For long I always wanted to be involved in Meetups or User Groups to meet like minded people, hear great lectures and gain knowledge. So on searching around I found the group ‘Sydney Microsoft Analytics and Data Science’ and immediately joined it whose next meetup was on a topic that had a bit of mystique around it – Power BI and Machine Learning.
The mere mention of the word Machine Learning conjures up images of unending machines in a warehouse in an underground bunker manned by security guards and a team of rag-tag scientists mulling around outside watching giant screen and monitoring people. Something similar to the way Mr.Robot sends some code and kaboom a company goes down or the way the ‘Machine’ of Person of Interest is programmed by Mr.Finch. Anyway I am drifting myself. Point I am getting at is Machine Learning seems to be a very abstract topic that I still need to get my head around it.

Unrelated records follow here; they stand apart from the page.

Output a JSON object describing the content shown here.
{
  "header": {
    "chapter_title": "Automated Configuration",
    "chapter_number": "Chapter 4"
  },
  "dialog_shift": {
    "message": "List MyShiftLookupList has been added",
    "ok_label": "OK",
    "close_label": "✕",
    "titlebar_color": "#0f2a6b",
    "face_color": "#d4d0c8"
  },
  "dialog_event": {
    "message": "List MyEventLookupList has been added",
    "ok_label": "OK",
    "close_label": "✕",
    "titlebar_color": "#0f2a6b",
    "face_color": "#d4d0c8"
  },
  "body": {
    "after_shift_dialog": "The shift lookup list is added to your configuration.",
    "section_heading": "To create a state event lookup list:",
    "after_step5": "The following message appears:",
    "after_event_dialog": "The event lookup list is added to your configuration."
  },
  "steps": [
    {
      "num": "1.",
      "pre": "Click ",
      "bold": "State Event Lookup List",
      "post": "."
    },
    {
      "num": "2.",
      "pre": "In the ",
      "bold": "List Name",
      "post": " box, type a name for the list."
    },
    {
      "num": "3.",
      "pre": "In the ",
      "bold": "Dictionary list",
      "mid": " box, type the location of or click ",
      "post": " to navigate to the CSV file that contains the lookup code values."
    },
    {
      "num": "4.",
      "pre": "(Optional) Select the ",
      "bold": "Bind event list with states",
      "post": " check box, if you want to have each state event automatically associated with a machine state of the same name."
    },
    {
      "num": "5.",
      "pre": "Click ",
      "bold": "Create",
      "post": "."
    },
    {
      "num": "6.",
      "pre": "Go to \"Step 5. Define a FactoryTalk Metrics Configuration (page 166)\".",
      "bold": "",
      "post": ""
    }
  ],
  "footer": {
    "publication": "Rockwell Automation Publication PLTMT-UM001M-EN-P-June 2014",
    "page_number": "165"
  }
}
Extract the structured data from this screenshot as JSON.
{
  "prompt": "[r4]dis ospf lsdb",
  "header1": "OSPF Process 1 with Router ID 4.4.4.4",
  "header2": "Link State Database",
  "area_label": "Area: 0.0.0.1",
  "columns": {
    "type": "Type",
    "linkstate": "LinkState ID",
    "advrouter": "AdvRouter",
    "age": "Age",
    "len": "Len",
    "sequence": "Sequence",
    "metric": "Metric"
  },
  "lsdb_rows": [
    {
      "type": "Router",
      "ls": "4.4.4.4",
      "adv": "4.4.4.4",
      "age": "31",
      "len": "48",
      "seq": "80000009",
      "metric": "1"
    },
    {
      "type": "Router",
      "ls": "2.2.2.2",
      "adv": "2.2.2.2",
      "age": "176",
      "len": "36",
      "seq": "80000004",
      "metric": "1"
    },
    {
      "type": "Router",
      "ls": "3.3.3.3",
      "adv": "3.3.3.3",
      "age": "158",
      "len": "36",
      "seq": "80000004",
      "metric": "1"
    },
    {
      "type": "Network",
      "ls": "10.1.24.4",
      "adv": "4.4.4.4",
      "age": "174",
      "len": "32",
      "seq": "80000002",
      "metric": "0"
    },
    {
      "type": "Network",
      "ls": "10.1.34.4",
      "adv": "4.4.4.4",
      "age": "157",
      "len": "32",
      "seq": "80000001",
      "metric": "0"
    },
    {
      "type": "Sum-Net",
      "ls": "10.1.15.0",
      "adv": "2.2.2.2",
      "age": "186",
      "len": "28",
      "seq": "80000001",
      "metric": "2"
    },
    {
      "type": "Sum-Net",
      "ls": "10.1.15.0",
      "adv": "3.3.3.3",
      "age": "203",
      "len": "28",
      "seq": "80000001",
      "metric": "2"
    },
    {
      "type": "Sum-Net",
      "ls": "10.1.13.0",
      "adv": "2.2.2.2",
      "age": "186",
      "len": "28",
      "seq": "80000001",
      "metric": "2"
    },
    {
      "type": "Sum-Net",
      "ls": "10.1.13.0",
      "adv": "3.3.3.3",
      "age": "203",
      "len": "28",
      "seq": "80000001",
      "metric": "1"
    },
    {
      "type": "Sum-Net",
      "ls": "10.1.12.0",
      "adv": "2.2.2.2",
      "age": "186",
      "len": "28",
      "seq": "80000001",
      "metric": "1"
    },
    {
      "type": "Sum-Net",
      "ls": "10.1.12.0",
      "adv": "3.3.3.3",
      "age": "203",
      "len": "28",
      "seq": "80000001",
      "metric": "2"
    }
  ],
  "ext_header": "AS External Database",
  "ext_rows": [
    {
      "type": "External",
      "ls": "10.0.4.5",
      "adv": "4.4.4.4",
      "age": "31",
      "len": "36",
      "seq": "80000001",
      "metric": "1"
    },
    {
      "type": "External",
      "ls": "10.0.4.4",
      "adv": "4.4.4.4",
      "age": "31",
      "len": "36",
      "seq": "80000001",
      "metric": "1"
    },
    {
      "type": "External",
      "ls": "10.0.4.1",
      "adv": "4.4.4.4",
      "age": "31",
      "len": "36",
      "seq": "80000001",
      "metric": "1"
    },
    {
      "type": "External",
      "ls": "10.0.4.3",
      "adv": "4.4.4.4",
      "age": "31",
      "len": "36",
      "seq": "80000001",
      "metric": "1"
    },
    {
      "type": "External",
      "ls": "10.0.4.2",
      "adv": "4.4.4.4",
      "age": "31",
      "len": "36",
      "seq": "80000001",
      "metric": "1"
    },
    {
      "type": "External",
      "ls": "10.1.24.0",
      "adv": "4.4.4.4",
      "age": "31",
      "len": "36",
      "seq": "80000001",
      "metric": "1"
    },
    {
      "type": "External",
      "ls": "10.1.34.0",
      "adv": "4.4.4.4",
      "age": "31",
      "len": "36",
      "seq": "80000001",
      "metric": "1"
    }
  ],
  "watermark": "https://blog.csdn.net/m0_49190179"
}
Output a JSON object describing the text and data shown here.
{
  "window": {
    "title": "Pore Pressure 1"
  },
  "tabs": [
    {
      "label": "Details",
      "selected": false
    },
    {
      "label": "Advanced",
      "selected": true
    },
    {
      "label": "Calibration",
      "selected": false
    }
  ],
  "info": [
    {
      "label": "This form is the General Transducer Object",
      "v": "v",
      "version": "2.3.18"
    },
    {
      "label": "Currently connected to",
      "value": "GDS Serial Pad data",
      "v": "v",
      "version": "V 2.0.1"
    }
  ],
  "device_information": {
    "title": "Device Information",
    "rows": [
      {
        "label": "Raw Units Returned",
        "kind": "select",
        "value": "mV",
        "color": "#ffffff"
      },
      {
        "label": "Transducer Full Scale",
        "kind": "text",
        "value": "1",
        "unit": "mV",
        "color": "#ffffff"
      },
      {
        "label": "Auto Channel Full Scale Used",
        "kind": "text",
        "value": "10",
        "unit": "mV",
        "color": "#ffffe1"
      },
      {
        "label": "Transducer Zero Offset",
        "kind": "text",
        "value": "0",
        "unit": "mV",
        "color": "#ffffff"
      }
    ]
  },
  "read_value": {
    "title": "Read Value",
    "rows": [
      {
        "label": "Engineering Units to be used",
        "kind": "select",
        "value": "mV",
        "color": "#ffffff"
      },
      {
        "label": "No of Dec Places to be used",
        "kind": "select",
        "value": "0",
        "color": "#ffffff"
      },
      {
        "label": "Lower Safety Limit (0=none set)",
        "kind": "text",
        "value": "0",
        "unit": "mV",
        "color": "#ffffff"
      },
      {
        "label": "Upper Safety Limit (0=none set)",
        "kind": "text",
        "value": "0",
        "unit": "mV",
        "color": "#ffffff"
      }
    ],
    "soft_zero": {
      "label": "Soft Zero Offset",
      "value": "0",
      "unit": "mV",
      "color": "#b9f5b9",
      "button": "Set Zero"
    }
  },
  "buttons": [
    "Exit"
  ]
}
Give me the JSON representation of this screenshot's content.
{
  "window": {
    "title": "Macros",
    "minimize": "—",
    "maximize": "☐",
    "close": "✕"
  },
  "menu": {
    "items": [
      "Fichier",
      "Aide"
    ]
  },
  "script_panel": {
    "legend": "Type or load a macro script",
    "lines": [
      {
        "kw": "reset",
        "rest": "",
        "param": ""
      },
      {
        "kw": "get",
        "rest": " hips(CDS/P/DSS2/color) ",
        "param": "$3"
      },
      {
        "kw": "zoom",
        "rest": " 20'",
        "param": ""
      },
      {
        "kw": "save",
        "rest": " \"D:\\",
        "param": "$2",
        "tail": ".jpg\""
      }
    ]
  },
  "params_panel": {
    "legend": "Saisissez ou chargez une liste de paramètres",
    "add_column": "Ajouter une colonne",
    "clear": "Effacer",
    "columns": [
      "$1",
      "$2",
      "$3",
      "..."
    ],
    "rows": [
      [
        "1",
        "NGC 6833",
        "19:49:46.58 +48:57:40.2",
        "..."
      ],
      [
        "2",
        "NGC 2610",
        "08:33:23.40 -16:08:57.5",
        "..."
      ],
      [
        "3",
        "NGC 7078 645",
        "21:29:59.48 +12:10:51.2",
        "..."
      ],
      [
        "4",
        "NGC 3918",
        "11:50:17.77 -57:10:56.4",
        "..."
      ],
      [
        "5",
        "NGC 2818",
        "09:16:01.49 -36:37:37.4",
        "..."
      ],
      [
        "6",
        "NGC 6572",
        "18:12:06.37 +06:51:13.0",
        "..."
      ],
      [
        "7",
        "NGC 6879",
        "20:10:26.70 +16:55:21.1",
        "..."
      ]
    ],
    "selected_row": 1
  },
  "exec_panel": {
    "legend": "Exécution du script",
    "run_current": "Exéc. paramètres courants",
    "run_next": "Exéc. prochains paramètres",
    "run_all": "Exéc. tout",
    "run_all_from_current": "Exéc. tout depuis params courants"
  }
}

So having Power BI and Machine Learning at one place intrigued me. The session was organized by Grant Paisley who somehow reminded me of one of the important character from Outlander. I reached the place 10 minutes to the scheduled time and could see lot of people already there.
Grant started off with a bit of apology owing to the fact that his laptop on which he had his presentation had some problem and now he is going to make use of one of his friends and an attendee. So he started off explaining the general outline of what the talk is going to be, the end result that we are to expect and the way to go about getting it.
The PowerBI application showed the variance of house real estate prices containing about 20 different parameters on which a user can analyze, the chief filter being the Location hierarchy. It was a very impressive dashboard having lot of detailed analysis and multiple pages. It looked pretty complex. Grant told us this was a project he had done for a banking client to give them an understanding of their customer’s expectations.
The next steps went as follows –
- Overview of the raw data was given. The raw data that was shown had about at least 600 columns with more than 1000 rows per column. 3 to 4 columns formed a group and so there were say 200 groups.
- Setup excel sheet was demoed which contained the various parameters that Power BI would be utilizing as an input to dice the data. An excellent idea which hitherto I didn’t think was possible. I mean I always thought the filters on Power BI are the only ones available to play the data with. It was bit of news to me that the Power BI dashboard can be passed parameters.
- Raw data was first loaded into Power BI desktop.
- A copy of Raw data was dumped as a new dataset. Excepting the headers all the detail row data was deleted.A new column was added as header and so for all the 600 odd header columns that were there, each had a column name starting with Column1 to Column600. Data was then transposed i.e. unpivoted. So we had Column1, Header1,Attribute1
- Similar approach was followed next but this time all the details data was retained and headers deleted. A link was then established between Header data and Detail data along with a Date Dimension.
- A flat file was then generated as an output from Power BI which was then fed into Azure Machine Learning on the cloud. This was the part where it got over my head. They used some data mining algorithms to dissect the data further with an explanation of each step.
Grant then gave us an explanation on white board of how the whole process involved. By that time the clock had ticked an hour.
The session was very engaging and the unpivoting the data and the ability to dissect a non-tabular raw data gave me a very good insight into the whole range of possibilities that are possible with Power BI using which I intend to do my first foray into strengthening my knowledge on it.
It was an engaging session, very captive audience. I had a very good time.